Trimethylamine N-oxide impairs perfusion recovery after hindlimb ischemia

Abstract

Background: The circulating level of trimethylamine N-oxide (TMAO) has been reported to be associated with the prognosis of of peripheral arterial disease (PAD) patients. However, the effects of TMAO on neovascularization and perfusion recovery after PAD are not known.

Methods: Unilateral hindlimb ischemia was generated in mice as experimental PAD model, TMAO or 3,3-dimethyl-1-butanol (DMB) were added to the drinking water for these mice. In cultured endothelial cells, TMAO was added to culture medium to assess the effects on cell viability and tube formation under simulated ischemic conditions.

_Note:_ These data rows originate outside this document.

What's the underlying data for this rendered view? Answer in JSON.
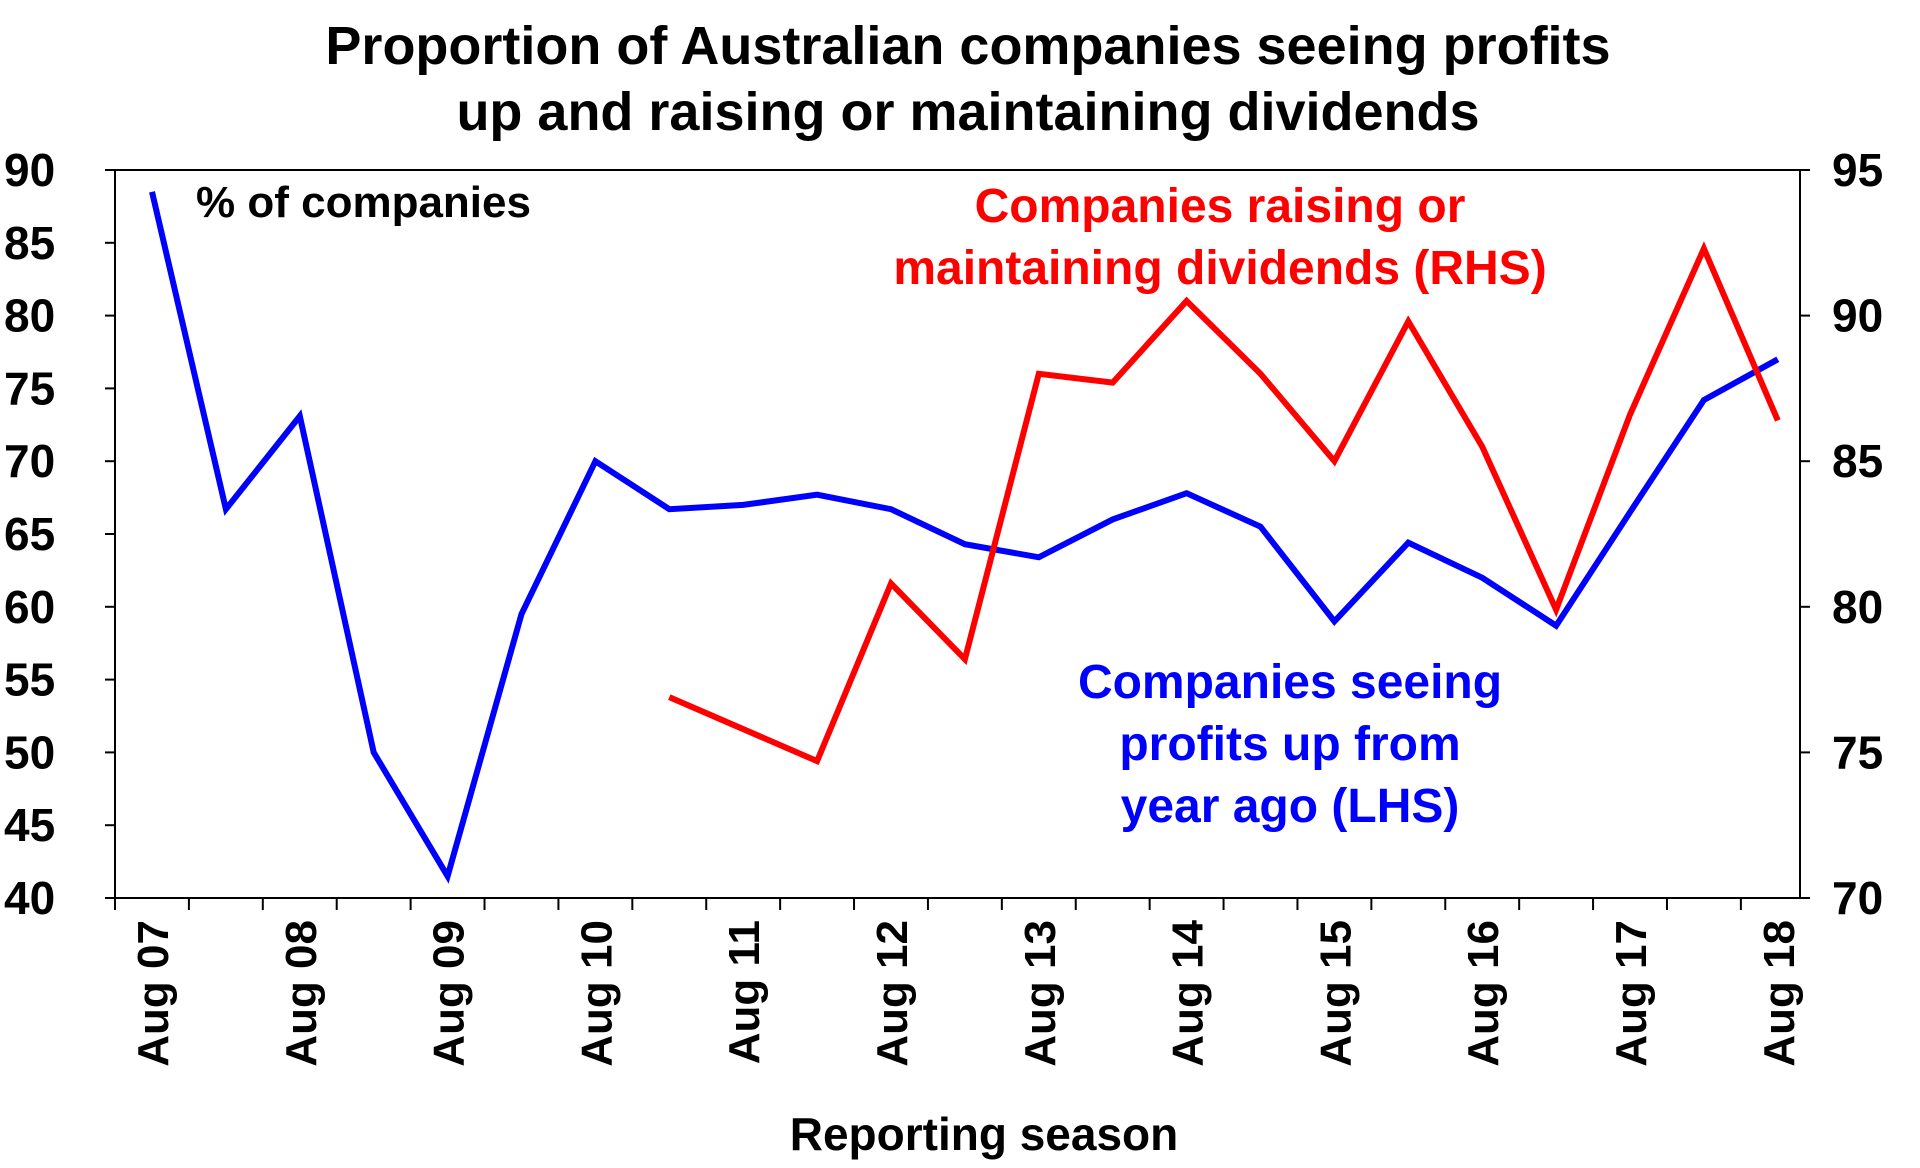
{
  "chart_data": {
    "type": "line",
    "title": [
      "Proportion of Australian companies seeing profits",
      "up and raising or maintaining dividends"
    ],
    "xlabel": "Reporting season",
    "ylabel": "% of companies",
    "y_left": {
      "min": 40,
      "max": 90,
      "step": 5,
      "ticks": [
        "40",
        "45",
        "50",
        "55",
        "60",
        "65",
        "70",
        "75",
        "80",
        "85",
        "90"
      ]
    },
    "y_right": {
      "min": 70,
      "max": 95,
      "step": 5,
      "ticks": [
        "70",
        "75",
        "80",
        "85",
        "90",
        "95"
      ]
    },
    "x_range": [
      0,
      22.8
    ],
    "x_ticks": [
      "Aug 07",
      "Aug 08",
      "Aug 09",
      "Aug 10",
      "Aug 11",
      "Aug 12",
      "Aug 13",
      "Aug 14",
      "Aug 15",
      "Aug 16",
      "Aug 17",
      "Aug 18"
    ],
    "series": [
      {
        "name": "Companies seeing profits up from year ago (LHS)",
        "axis": "left",
        "color": "#0000ff",
        "label_lines": [
          "Companies seeing",
          "profits up from",
          "year ago (LHS)"
        ],
        "x": [
          0.5,
          1.5,
          2.5,
          3.5,
          4.5,
          5.5,
          6.5,
          7.5,
          8.5,
          9.5,
          10.5,
          11.5,
          12.5,
          13.5,
          14.5,
          15.5,
          16.5,
          17.5,
          18.5,
          19.5,
          20.5,
          21.5,
          22.5
        ],
        "values": [
          88.5,
          66.7,
          73.1,
          50,
          41.5,
          59.5,
          70,
          66.7,
          67,
          67.7,
          66.7,
          64.3,
          63.4,
          66,
          67.8,
          65.5,
          59,
          64.4,
          62,
          58.7,
          66.5,
          74.2,
          77
        ]
      },
      {
        "name": "Companies raising or maintaining dividends (RHS)",
        "axis": "right",
        "color": "#ff0000",
        "label_lines": [
          "Companies raising or",
          "maintaining dividends (RHS)"
        ],
        "x": [
          7.5,
          9.5,
          10.5,
          11.5,
          12.5,
          13.5,
          14.5,
          15.5,
          16.5,
          17.5,
          18.5,
          19.5,
          20.5,
          21.5,
          22.5
        ],
        "values": [
          76.9,
          74.7,
          80.8,
          78.2,
          88,
          87.7,
          90.5,
          88,
          85,
          89.8,
          85.5,
          79.9,
          86.6,
          92.3,
          86.4
        ]
      }
    ]
  }
}
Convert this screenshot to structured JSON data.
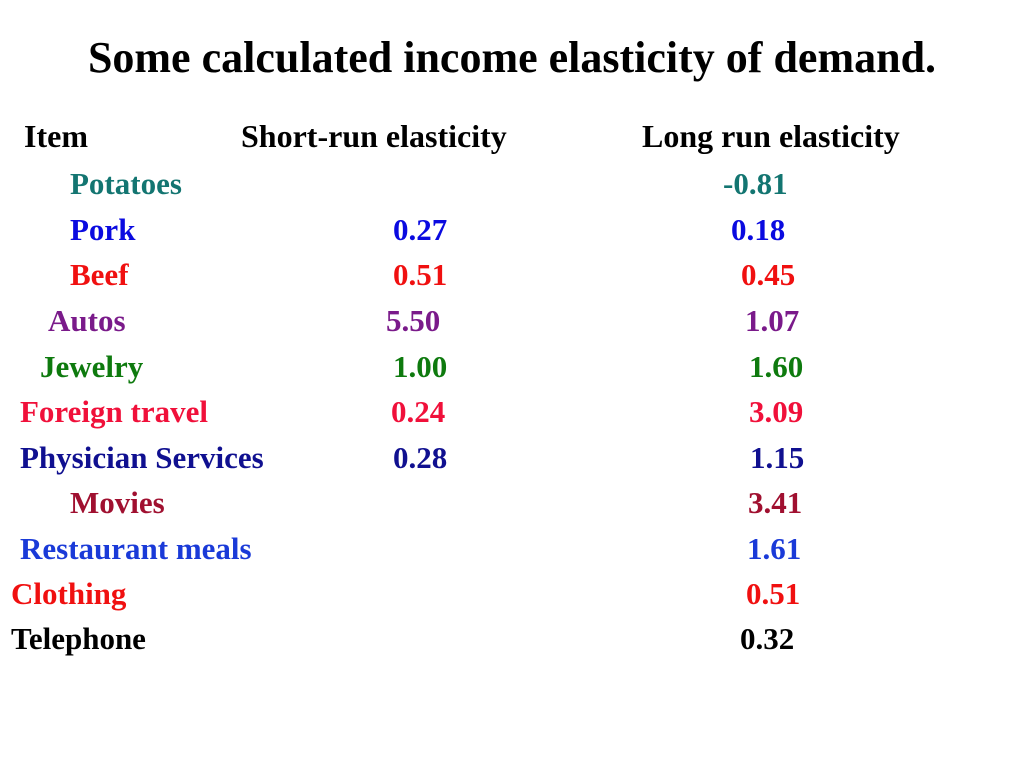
{
  "title": "Some calculated income elasticity of demand.",
  "headers": {
    "item": "Item",
    "short_run": "Short-run elasticity",
    "long_run": "Long run elasticity"
  },
  "rows": [
    {
      "item": "Potatoes",
      "short_run": "",
      "long_run": "-0.81",
      "color": "#137571"
    },
    {
      "item": "Pork",
      "short_run": "0.27",
      "long_run": "0.18",
      "color": "#0a0ae0"
    },
    {
      "item": "Beef",
      "short_run": "0.51",
      "long_run": "0.45",
      "color": "#f01010"
    },
    {
      "item": "Autos",
      "short_run": "5.50",
      "long_run": "1.07",
      "color": "#7a1a8a"
    },
    {
      "item": "Jewelry",
      "short_run": "1.00",
      "long_run": "1.60",
      "color": "#0e7a0e"
    },
    {
      "item": "Foreign travel",
      "short_run": "0.24",
      "long_run": "3.09",
      "color": "#f0103a"
    },
    {
      "item": "Physician Services",
      "short_run": "0.28",
      "long_run": "1.15",
      "color": "#101090"
    },
    {
      "item": "Movies",
      "short_run": "",
      "long_run": "3.41",
      "color": "#a01030"
    },
    {
      "item": "Restaurant meals",
      "short_run": "",
      "long_run": "1.61",
      "color": "#1a3ad8"
    },
    {
      "item": "Clothing",
      "short_run": "",
      "long_run": "0.51",
      "color": "#f01010"
    },
    {
      "item": "Telephone",
      "short_run": "",
      "long_run": "0.32",
      "color": "#000000"
    }
  ]
}
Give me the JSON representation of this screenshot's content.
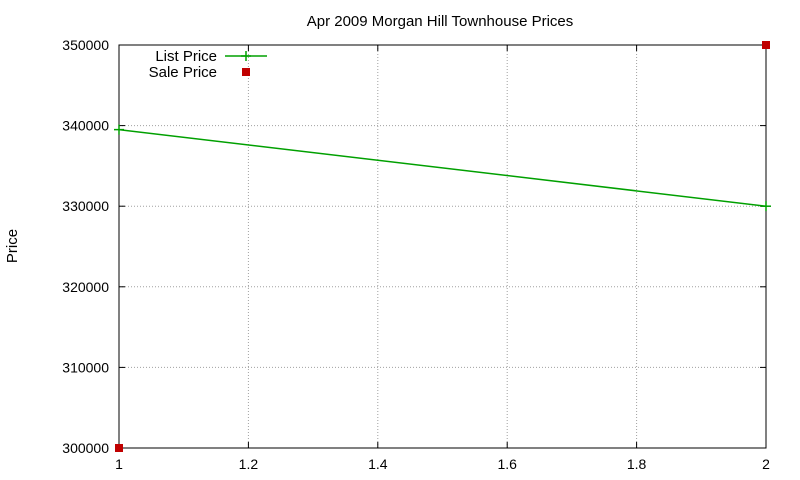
{
  "chart_data": {
    "type": "line",
    "title": "Apr 2009 Morgan Hill Townhouse Prices",
    "xlabel": "",
    "ylabel": "Price",
    "xlim": [
      1,
      2
    ],
    "ylim": [
      300000,
      350000
    ],
    "xticks": [
      "1",
      "1.2",
      "1.4",
      "1.6",
      "1.8",
      "2"
    ],
    "yticks": [
      "300000",
      "310000",
      "320000",
      "330000",
      "340000",
      "350000"
    ],
    "grid": true,
    "legend_position": "top-left",
    "series": [
      {
        "name": "List Price",
        "style": "linespoints",
        "color": "#00a000",
        "x": [
          1,
          2
        ],
        "y": [
          339500,
          330000
        ]
      },
      {
        "name": "Sale Price",
        "style": "points",
        "color": "#c00000",
        "x": [
          1,
          2
        ],
        "y": [
          300000,
          350000
        ]
      }
    ]
  }
}
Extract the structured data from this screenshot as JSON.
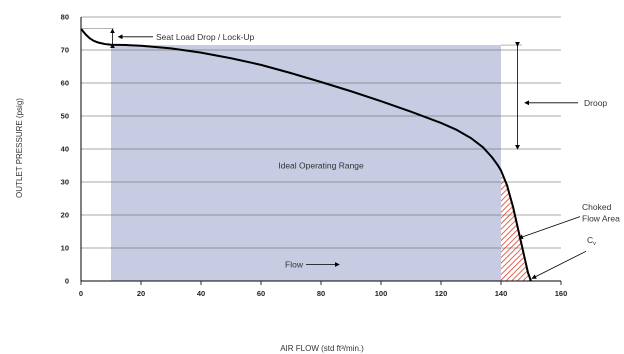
{
  "chart_data": {
    "type": "line",
    "title": "",
    "xlabel": "AIR FLOW (std ft³/min.)",
    "ylabel": "OUTLET PRESSURE (psig)",
    "xlim": [
      0,
      160
    ],
    "ylim": [
      0,
      80
    ],
    "x_ticks": [
      "0",
      "20",
      "40",
      "60",
      "80",
      "100",
      "120",
      "140",
      "160"
    ],
    "y_ticks": [
      "0",
      "10",
      "20",
      "30",
      "40",
      "50",
      "60",
      "70",
      "80"
    ],
    "grid": "horizontal",
    "legend": "none",
    "series": [
      {
        "x": [
          0,
          1,
          2,
          3,
          4,
          5,
          6,
          7,
          8,
          9,
          10,
          15,
          20,
          30,
          40,
          50,
          60,
          70,
          80,
          90,
          100,
          110,
          120,
          125,
          130,
          134,
          137,
          139,
          140,
          142,
          144,
          146,
          148,
          149,
          150
        ],
        "y": [
          76.5,
          75.3,
          74.3,
          73.5,
          72.9,
          72.5,
          72.2,
          72.0,
          71.8,
          71.7,
          71.6,
          71.5,
          71.3,
          70.5,
          69.2,
          67.5,
          65.5,
          63.0,
          60.3,
          57.5,
          54.5,
          51.3,
          47.9,
          45.9,
          43.3,
          40.5,
          37.5,
          35.0,
          33.5,
          29.0,
          22.5,
          14.5,
          6.5,
          2.5,
          0
        ]
      }
    ],
    "regions": [
      {
        "label": "Ideal Operating Range",
        "x": [
          10,
          140
        ],
        "y": [
          0,
          71.5
        ]
      },
      {
        "label": "Choked Flow Area",
        "x": [
          140,
          150
        ]
      }
    ],
    "annotations": {
      "seat_load": "Seat Load Drop / Lock-Up",
      "droop": "Droop",
      "choked": [
        "Choked",
        "Flow Area"
      ],
      "flow": "Flow",
      "cv": "C",
      "cv_sub": "v"
    },
    "colors": {
      "range_fill": "#c7cce3",
      "curve": "#000000",
      "hatch": "#d9402a",
      "grid": "#555555"
    }
  }
}
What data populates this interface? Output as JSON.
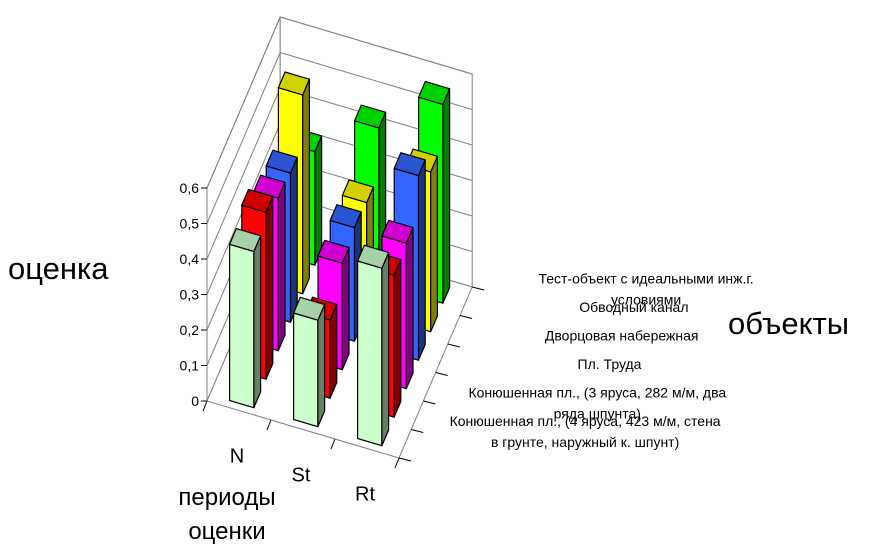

Results: In experimental PAD, TMAO treatment increased malondialdehyde (MDA), interleukin (IL)-1β and IL-6 in the ischemic muscle, impaired perfusion recovery, and decreased capillary density. On the other hand, mice fed with DMB drinking water showed lower TMAO level, interleukin (IL)-1β and IL-6, and higher vascular endothelial growth factor in the ischemic muscle, and better perfusion recovery after experimental PAD. In cultured endothelial cell, TMAO decreased intracellular nitric oxide, cell viability and tube formation, and increased intracellular reactive oxygen species levels.

Conclusions: TMAO increases oxidative stress and inflammation, and impairs perfusion recovery and angiogenesis in experimental PAD.

Keywords: Angiogenesis; Perfusion recovery; Peripheral arterial disease; Trimethylamine N-Oxide.